Pronunciando estas palabras, la condesa se giró y miró a su hija. Natasha permanecía recta e inmóvil, con la mirada puesta sobre una de las esfinges de madera roja esculpidas a los pies de la cama, de tal modo que la condesa solamente veía el perfil de la cara de su hija. Y esa misma cara sorprendió a la condesa por su expresión seria y concentrada. Natasha escuchaba y pensaba.

—Le has hecho perder la cabeza totalmente, ¿para qué? ¿Qué quieres de él? Sabes que no puedes casarte con él.

—¿Por qué? —dijo Natasha sin cambiar de posición.

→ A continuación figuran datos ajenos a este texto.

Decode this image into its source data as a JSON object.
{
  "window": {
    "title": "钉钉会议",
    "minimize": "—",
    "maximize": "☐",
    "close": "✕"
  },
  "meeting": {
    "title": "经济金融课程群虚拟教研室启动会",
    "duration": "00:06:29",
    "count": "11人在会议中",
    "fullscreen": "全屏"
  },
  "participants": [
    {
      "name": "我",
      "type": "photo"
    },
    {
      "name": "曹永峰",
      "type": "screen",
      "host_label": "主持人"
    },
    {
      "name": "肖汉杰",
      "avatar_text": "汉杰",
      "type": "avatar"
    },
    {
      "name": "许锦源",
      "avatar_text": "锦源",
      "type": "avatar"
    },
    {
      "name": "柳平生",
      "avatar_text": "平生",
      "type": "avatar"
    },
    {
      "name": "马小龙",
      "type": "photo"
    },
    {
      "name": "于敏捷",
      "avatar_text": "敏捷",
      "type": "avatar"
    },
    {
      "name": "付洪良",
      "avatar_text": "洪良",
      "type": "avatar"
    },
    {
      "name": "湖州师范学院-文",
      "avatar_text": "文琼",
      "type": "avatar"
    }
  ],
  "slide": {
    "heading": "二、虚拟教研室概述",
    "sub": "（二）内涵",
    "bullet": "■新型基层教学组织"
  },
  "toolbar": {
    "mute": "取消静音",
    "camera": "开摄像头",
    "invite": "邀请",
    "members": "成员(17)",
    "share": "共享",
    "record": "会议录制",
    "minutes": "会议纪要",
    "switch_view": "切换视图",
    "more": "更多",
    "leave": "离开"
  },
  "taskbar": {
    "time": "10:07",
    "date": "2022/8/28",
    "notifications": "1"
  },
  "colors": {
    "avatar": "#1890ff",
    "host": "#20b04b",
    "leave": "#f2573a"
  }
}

—Porque es joven, porque es pobre, porque es un pariente tuyo... y porque tú misma no le amas.

—¿Cómo lo sabe?

—Lo sé; eso no está bien, querida. Y quería preguntarte si le amas o no.

—Sabe perfectamente a quién amo, ¿por qué dice tonterías?

—No, no lo sé. A Bezújov o a Denísov, o a algún otro, o... —dijo la condesa sin poder terminar de hablar debido a la risa.

Natasha tomó la larga mano de la condesa, la besó en la parte superior, luego en la palma, le dio de nuevo la vuelta y empezó a besar la primera falange del índice, luego el espacio entre los dedos, luego de nuevo la otra falange, mientras susurraba: «enero, febrero, marzo, abril...».

—Hable, mamá. ¿Por qué no dice nada? Hable —decía mirando a su madre, que con solemnidad y ternura observaba a su hija. Parecía que debido a esa contemplación había olvidado todo lo que quería decir.

—Te lo estoy diciendo, hija. No está bien. En primer lugar, porque no todos entenderán vuestra amistad de la infancia. El que le vean tan cercano a ti puede perjudicarte a los ojos de otros jóvenes que nos visitan. Y sobre todo, le distrae y le martiriza. Puede que ya haya encontrado un buen partido y ahora parece volverse loco.

—¿Volverse loco? —repitió Natasha.

—Te contaré lo que me pasó a mí. Yo tenía un primo...

—Sí, lo sé; Kiril Matvéich... ¡pero es un viejecito!

—No siempre fue un viejo. A lo que vamos, Natasha. Hablaré con Boria. No hace falta que venga tan frecuentemente a visitarnos...

—¿Y por qué no, si es lo que desea?

—Porque tú misma dices que no te casarás con él.

—Así que no me casaré, ¡cómo si hubiera que casarse con todos! No, mamá. No hable con él, no ose hablar con él. ¡Qué tonterías son estas! —dijo Natasha con el tono del que no desea que le desposean de algo propio—. Bueno, no me casaré. Así que déjele que siga visitándonos. A mí me gusta y a él también. —Miró sonriendo a su madre—. No nos casaremos, seguiremos así —repitió.

—¿Cómo puede ser eso, querida?

—Pues así. Bueno, no hace falta que me case. Seguiremos así.